The goals of the Birth-to-Three Clinic are to:
- Provide mental health evaluation and assessment of social-emotional development
- Focus on eliminating the gap in services for children ages zero to three
- Capitalize on the sensitive period of brain development
- Address multiple risk factors that children with a history of early adversity are facing within their first three years of life
- Provide therapeutic interventions for parents and children, including guidance and resources for effective parenting
Why focus on children ages zero to three?
A children's environment determines how connections in the brain are built, and the period between ages 0-3 has a lasting impact on brain structure. This sensitive period is a time when a child's brain is uniquely plastic, and interventions can be most effective.
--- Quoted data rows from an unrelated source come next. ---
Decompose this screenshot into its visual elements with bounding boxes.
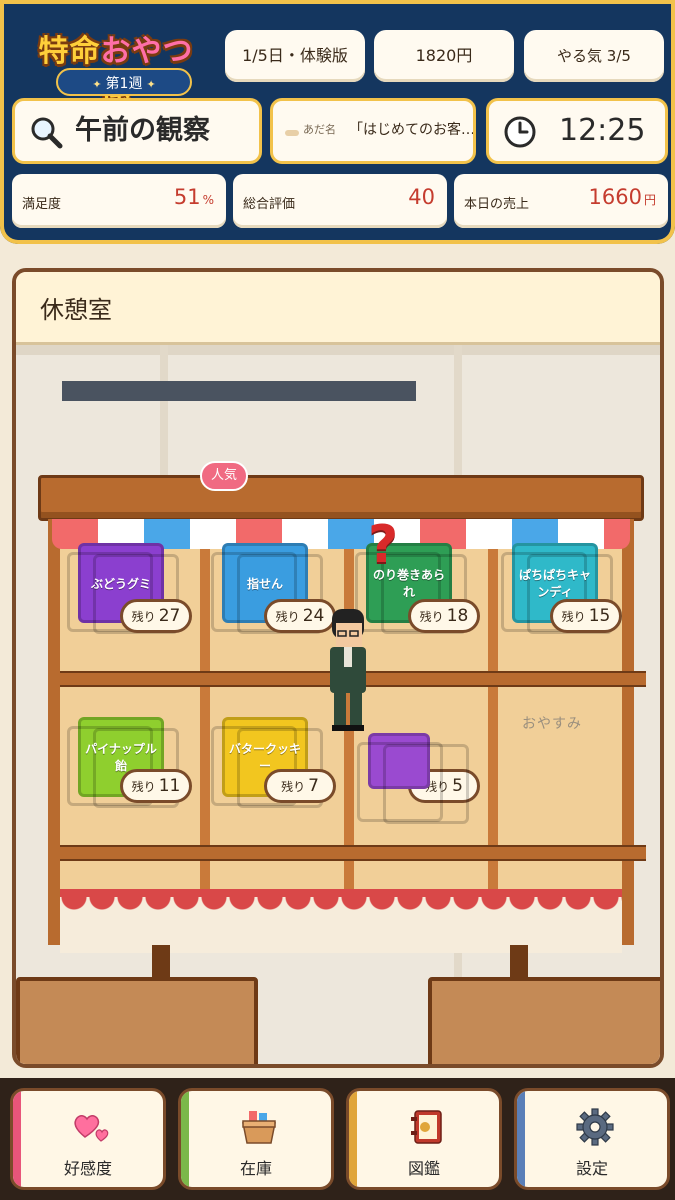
star-icon: ✦ <box>92 78 102 91</box>
customer-character[interactable] <box>318 605 378 735</box>
sales-number: 1660 <box>588 185 642 209</box>
phase-panel: 午前の観察 <box>12 98 262 164</box>
gear-icon <box>576 1108 614 1146</box>
held-product <box>357 733 469 824</box>
encyclopedia-label: 図鑑 <box>407 1159 440 1178</box>
day-indicator: 1/5日・体験版 <box>225 30 365 82</box>
satisfaction-stat: 満足度 51% <box>12 174 226 228</box>
satisfaction-label: 満足度 <box>22 197 62 212</box>
room-panel: 休憩室 ぶどうグミ 指せん のり巻きあられ ぱちぱちキャンディ 人気 ? 残り … <box>12 268 664 1068</box>
shelf-leg <box>620 889 634 945</box>
week-badge: ✦ 第1週 ✦ <box>56 68 192 96</box>
room-scene: ぶどうグミ 指せん のり巻きあられ ぱちぱちキャンディ 人気 ? 残り 27 残り… <box>16 345 660 1064</box>
shelf-divider <box>488 519 498 889</box>
clock-panel: 12:25 <box>486 98 668 164</box>
encyclopedia-button[interactable]: 図鑑 <box>346 1088 502 1190</box>
affinity-button[interactable]: 好感度 <box>10 1088 166 1190</box>
hearts-icon <box>74 1115 109 1142</box>
stock-number: 11 <box>158 776 181 796</box>
status-header: 特命おやつ係 ✦第1週✦ 1/5日・体験版 1820円 やる気 3/5 午前の観… <box>0 0 675 244</box>
sales-value: 1660 円 <box>589 185 656 209</box>
magnifier-icon <box>31 117 63 149</box>
product-name: ぱちぱちキャンディ <box>518 568 591 599</box>
shelf-top <box>38 475 644 521</box>
stock-counter: 残り 11 <box>120 769 192 803</box>
settings-button[interactable]: 設定 <box>514 1088 670 1190</box>
stock-prefix: 残り <box>561 610 586 624</box>
stock-prefix: 残り <box>419 610 444 624</box>
wall-window <box>62 381 416 401</box>
star-icon: ✦ <box>146 78 156 91</box>
phase-label: 午前の観察 <box>75 115 210 146</box>
sales-stat: 本日の売上 1660 円 <box>454 174 668 228</box>
product-name: 指せん <box>246 576 283 591</box>
rating-label: 総合評価 <box>243 197 296 212</box>
shelf-skirt <box>60 889 622 953</box>
book-icon <box>411 1110 442 1144</box>
break-table <box>428 977 660 1064</box>
stock-number: 18 <box>446 606 469 626</box>
nickname-label: あだ名 <box>303 123 336 136</box>
satisfaction-value: 51% <box>174 185 214 209</box>
satisfaction-number: 51 <box>173 185 201 209</box>
closed-label: おやすみ <box>522 716 582 732</box>
shelf-divider <box>200 519 210 889</box>
settings-label: 設定 <box>575 1159 608 1178</box>
logo-title-part1: 特命 <box>38 34 101 69</box>
skirt-scallop <box>60 897 622 911</box>
rating-value: 40 <box>408 185 435 209</box>
game-logo: 特命おやつ係 ✦第1週✦ <box>18 22 214 113</box>
stock-prefix: 残り <box>281 780 306 794</box>
box-icon <box>242 1111 276 1144</box>
stock-prefix: 残り <box>275 610 300 624</box>
rating-stat: 総合評価 40 <box>233 174 447 228</box>
stock-number: 7 <box>308 776 319 796</box>
nickname-panel[interactable]: あだ名 「はじめてのお客… <box>270 98 476 164</box>
inventory-button[interactable]: 在庫 <box>178 1088 334 1190</box>
stock-prefix: 残り <box>131 780 156 794</box>
popular-badge: 人気 <box>200 461 248 491</box>
tag-icon <box>285 130 299 136</box>
room-title: 休憩室 <box>40 296 112 324</box>
affinity-label: 好感度 <box>63 1159 112 1178</box>
clock-time: 12:25 <box>559 113 646 148</box>
stock-counter: 残り 15 <box>550 599 622 633</box>
money-indicator: 1820円 <box>374 30 514 82</box>
inventory-label: 在庫 <box>239 1159 272 1178</box>
sales-label: 本日の売上 <box>464 197 530 212</box>
wall-beam <box>16 345 660 355</box>
week-label: 第1週 <box>105 76 143 92</box>
clock-icon <box>504 116 536 148</box>
sales-unit: 円 <box>643 193 656 207</box>
shelf-board <box>60 845 646 861</box>
room-title-bar: 休憩室 <box>16 272 660 345</box>
bottom-nav: 好感度 在庫 図鑑 設定 <box>0 1078 675 1200</box>
stock-counter: 残り 7 <box>264 769 336 803</box>
product-name: ぶどうグミ <box>90 576 151 591</box>
stock-number: 27 <box>158 606 181 626</box>
nickname-value: 「はじめてのお客… <box>349 122 475 138</box>
motivation-indicator: やる気 3/5 <box>524 30 664 82</box>
stock-counter: 残り 18 <box>408 599 480 633</box>
stock-number: 15 <box>588 606 611 626</box>
stock-counter: 残り 27 <box>120 599 192 633</box>
logo-title-part2: おやつ <box>100 34 194 69</box>
stock-prefix: 残り <box>131 610 156 624</box>
break-table <box>16 977 258 1064</box>
satisfaction-unit: % <box>202 193 214 207</box>
question-mark-icon: ? <box>368 515 399 575</box>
What is toxic stress response?
Toxic stress response can occur when a child experiences strong, frequent, and/or prolonged adversity - such as physical or emotional abuse, chronic neglect, caregiver mental illness, exposure to violence, multiple hospitalizations, stressful transitions - without adequate adult support. This kind of prolonged activation of the stress response systems can disrupt the development of brain architecture and other organ systems, and increase the risk for stress-related disease and cognitive impairment well into the adult years.
Who will benefit from a referral to this clinic?
Children with a history of early adversity/toxic stress in addition to symptoms including:
- Child does not actively look for help from parents/caregivers
- Disinhibited social behavior pattern
- Impaired motivation to explore
- Decrease in communication skills
Or the child demonstrates an increase in:
- Behavior problems: frequent meltdowns, tantrums, difficulty controlling emotions or behavior, aggressive behavior toward other people
- Regulation issues: extensive sleep problems, increased fear and anxiety, easily overwhelmed by environmental stimuli, overly active, frenetic compared to peers
The clinic services will be covered by most insurance.
Provider: Kathryn Elison, MSW, LICSW, Psychologist, email@example.com
Schedule an appointment: (612) 365-6777
Location: University of Minnesota Masonic Children's Hospital, Discovery Clinic, 2512 Building, 3rd Floor, 2512 South 7th St, Minneapolis, MN 55454
Dr. Kroupina presents at the University of Minnesota's Department of Pediatrics Grand Rounds on January 21, 2015.
Continuing medical education coursework is being developed to introduce pediatricians and medical specialists working with 0-3 patients to early childhood mental health and development. The course is expected to be available online for pediatricians and medical specialists in fall 2015. For questions, contact program coordinator Molly McCoy at firstname.lastname@example.org.
Toxic Stress and the Impact on the Developing Brain: Informing pediatric practice, assessment and evidence-based interventions.
The Birth to Three Clinic in the Department of Pediatrics is hosting an event to introduce attendees to the impact of toxic stress on the developing brain. Children who have experienced toxic stress arising from medical trauma, absence of sensitive/supportive parenting, and multiple transitions early in life can have negative mental health and physical outcomes as a result of these early experiences. Research tells us that early intervention is best, and there is an emerging field of evidence-based interventions that support optimal social, emotional and cognitive development for this population. We will talk about identification of at-risk children and evidence based interventions with children from birth to three years of age. A major goal is to develop an informed practice based on research in early brain development and toxic stress.
Maria Kroupina, Director of the Birth to Three Clinic
Jane Ellison, State Trainer for Trauma Informed Child-Parent Psychotherapy (TI CPP)
Kathryn Elison, Psychotherapist in the Birth to Three Clinic
For information or event recording contact Emily Danich at email@example.com.
Currently the ECMHCP is developing their research agenda in early childhood mental health assessment and intervention. Check here in the coming months for news and opportunities for research participants.
The Birth to Three Clinic trains pediatric residents, students in social work, and international mental health professionals. BTT also hosts medical students from Maastricht University in the Netherlands during their 18 month clinical research internship requirement.